Jeff Deslauriers seems to be settling down, happily for us. His infuriating inconsistency may be a thing of the past. For the last several weeks, he has been reliably terrible. Tonight was a lovely example, being embarrassed by both Bobby Ryan goals. We know what we're getting from Jeff Deslauriers, one shutout at the beginning of the month aside. What we're getting is fodder for lovely conversations like "can Bryan Pitton really be any worse?" and "if Vitaly Vishnevski and a fourth-rounder landed Dallas a young goaltender whose worst NHL save percentage is just 0.001 behind Jeff Deslauriers's best professional save percentage, how unbelievably stupid is Steve Tambellini to not make a trade like that?"
Conversations are good. They give us something to do besides watch the Oilers.
The story has been the same for the Oilers for a few games now. They outshot Anaheim, just like they outshot Phoenix. They played as hard as their AHL skill level would allow them. They wasted passes and skated ineffectually and chased the puck carrier too often, but that's just because they stink. There are good things in there, a small kernel of delicious popcorn inside the steaming turd. You wouldn't want it no matter how much you washed it off, but it's nice to know it's there.
If Tambellini stops evaluating long enough to muster some courage, grab his gun, and drag Moreau and Steve Staios behind the barn, this team could go somewhere. Sign a couple veterans who aren't oozing, festering sores in the locker room. Have a Canadian Forces sniper in the press box at all times to take out anybody who goes after Hemsky or Gagner. Offer Antero Niittymaki $5 million under the table to pretend he's Nikolai Khabibulin. How does that team not make the playoffs? This isn't hard. We're not the early '90s Washington Capitals - I mean, we are, but there's some skill left. The playoffs are close. I can taste them.
Or maybe that's popcorn.
The Copper & Blue Reverse Three Stars:
18th Star: D Ladislav Smid. A rare appearance on this least flattering of lists for the canny Czech. At the beginning of the year, I thought that Smid was really turning things around and approaching a Barret Jackman-esque level of elite defensive ability combined with Allan Rourke's offense. Perhaps the difference is that we were winning then and are losing now, but Smid has really looked worse and worse since his dance with the swine flu. In the same period, Sam Gagner has gone from a pretty good centre considering he's a teenager to somebody so valuable he should be encased in military-grade foam between games just so we can make sure nothing happens (and then he suffered a knee injury that nobody has commented on yet but we're not talking about that).
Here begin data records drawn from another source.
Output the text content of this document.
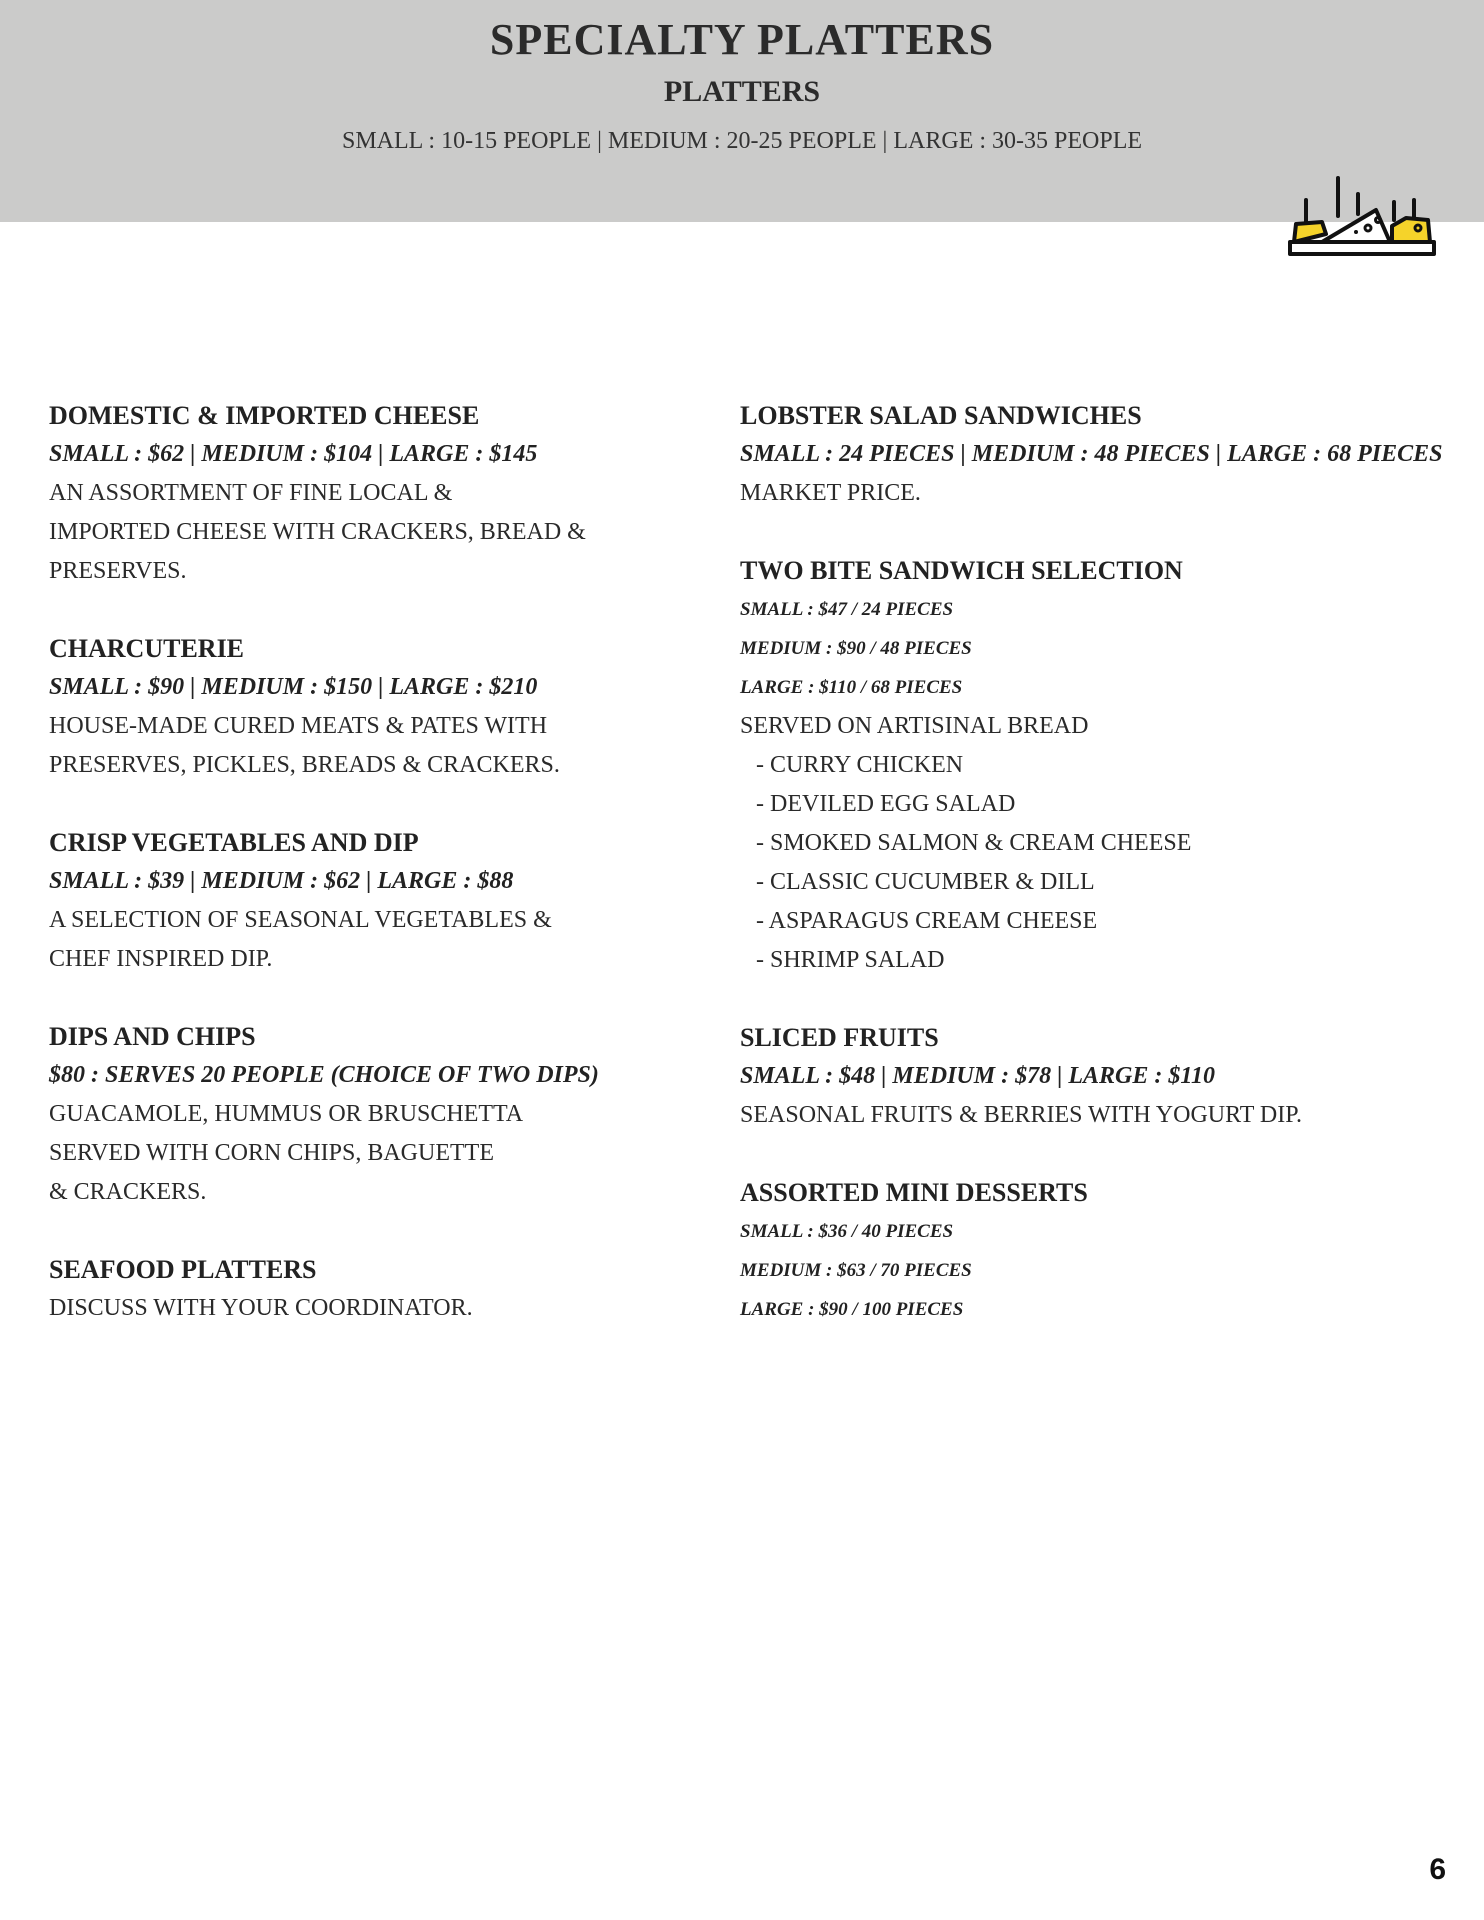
SPECIALTY PLATTERS
PLATTERS
SMALL : 10-15 PEOPLE | MEDIUM : 20-25 PEOPLE | LARGE : 30-35 PEOPLE
DOMESTIC & IMPORTED CHEESE
SMALL : $62 | MEDIUM : $104 | LARGE : $145
AN ASSORTMENT OF FINE LOCAL &
IMPORTED CHEESE WITH CRACKERS, BREAD &
PRESERVES.
CHARCUTERIE
SMALL : $90 | MEDIUM : $150 | LARGE : $210
HOUSE-MADE CURED MEATS & PATES WITH
PRESERVES, PICKLES, BREADS & CRACKERS.
CRISP VEGETABLES AND DIP
SMALL : $39 | MEDIUM : $62 | LARGE : $88
A SELECTION OF SEASONAL VEGETABLES &
CHEF INSPIRED DIP.
DIPS AND CHIPS
$80 : SERVES 20 PEOPLE (CHOICE OF TWO DIPS)
GUACAMOLE, HUMMUS OR BRUSCHETTA
SERVED WITH CORN CHIPS, BAGUETTE
& CRACKERS.
SEAFOOD PLATTERS
DISCUSS WITH YOUR COORDINATOR.
LOBSTER SALAD SANDWICHES
SMALL : 24 PIECES | MEDIUM : 48 PIECES | LARGE : 68 PIECES
MARKET PRICE.
TWO BITE SANDWICH SELECTION
SMALL : $47 / 24 PIECES
MEDIUM : $90 / 48 PIECES
LARGE : $110 / 68 PIECES
SERVED ON ARTISINAL BREAD
- CURRY CHICKEN
- DEVILED EGG SALAD
- SMOKED SALMON & CREAM CHEESE
- CLASSIC CUCUMBER & DILL
- ASPARAGUS CREAM CHEESE
- SHRIMP SALAD
SLICED FRUITS
SMALL : $48 | MEDIUM : $78 | LARGE : $110
SEASONAL FRUITS & BERRIES WITH YOGURT DIP.
ASSORTED MINI DESSERTS
SMALL : $36 / 40 PIECES
MEDIUM : $63 / 70 PIECES
LARGE : $90 / 100 PIECES
6
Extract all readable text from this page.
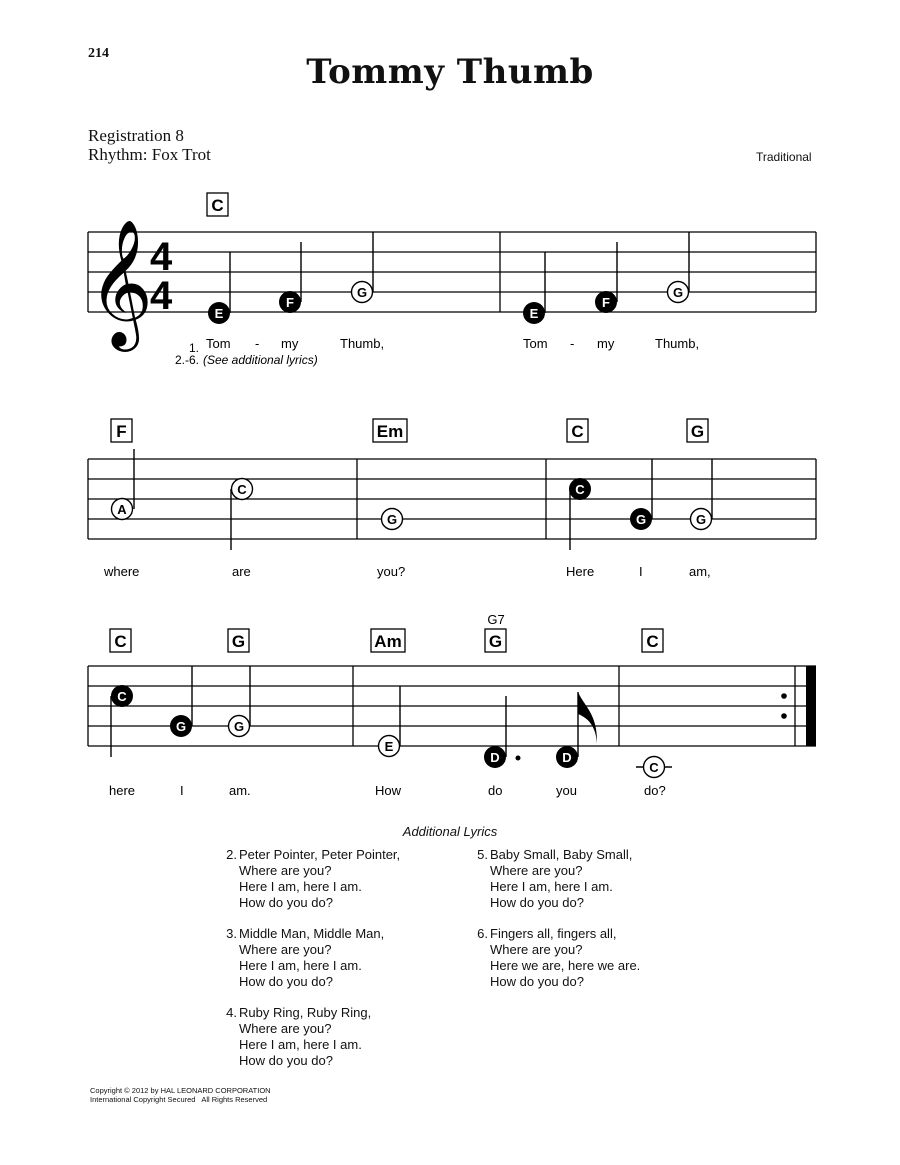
214	Tommy Thumb
Registration 8
Rhythm: Fox Trot	Traditional
𝄞
4
4
C
E
F
G
E
F
G
1.
2.-6. (See additional lyrics)
Tom - my	Thumb,	Tom - my	Thumb,
F	Em	C	G
A
C
G
C
G	G
where	are	you?	Here	I	am,
C	G	Am
G7
G	C
C
G	G
E
D	D
C
here	I	am.	How	do	you	do?
Additional Lyrics
2. Peter Pointer, Peter Pointer,
Where are you?
Here I am, here I am.
How do you do?
3. Middle Man, Middle Man,
Where are you?
Here I am, here I am.
How do you do?
4. Ruby Ring, Ruby Ring,
Where are you?
Here I am, here I am.
How do you do?
5. Baby Small, Baby Small,
Where are you?
Here I am, here I am.
How do you do?
6. Fingers all, fingers all,
Where are you?
Here we are, here we are.
How do you do?
Copyright © 2012 by HAL LEONARD CORPORATION
International Copyright Secured   All Rights Reserved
Very few defensemen get better when they're going through a revolving restaurant of partners, their goaltender is the French Vesa Toskala, they're either flu-ridden or concussed, and their team is losing games in two-digit stretches. But the sheer distance Smid has fallen from his once-lofty heights are cause for concern. Unlike fellow useless youngster Andrew Cogliano, Smid was really achieving rather than getting gaudy counting numbers with smoke, mirrors, and a lot of puck luck. What, in short, gives?
19th Star: D Steve Staios. He's steady, guys. Steady. As long as he continues to play a core role on this team (16:47 with 4 PIMs), we will steadily continue to plunge into the groundlike a 747 with only two engines left, one of which is on fire.
20th Star: G Jeff Deslauriers. This was easily his best 20th star game of the season. He was the worst Oiler, but he wasn't as much the worst Oiler as he's so often been. Congratulations, Jeff! You pretty much shoved it up the backsides of your critics once and for all with this one.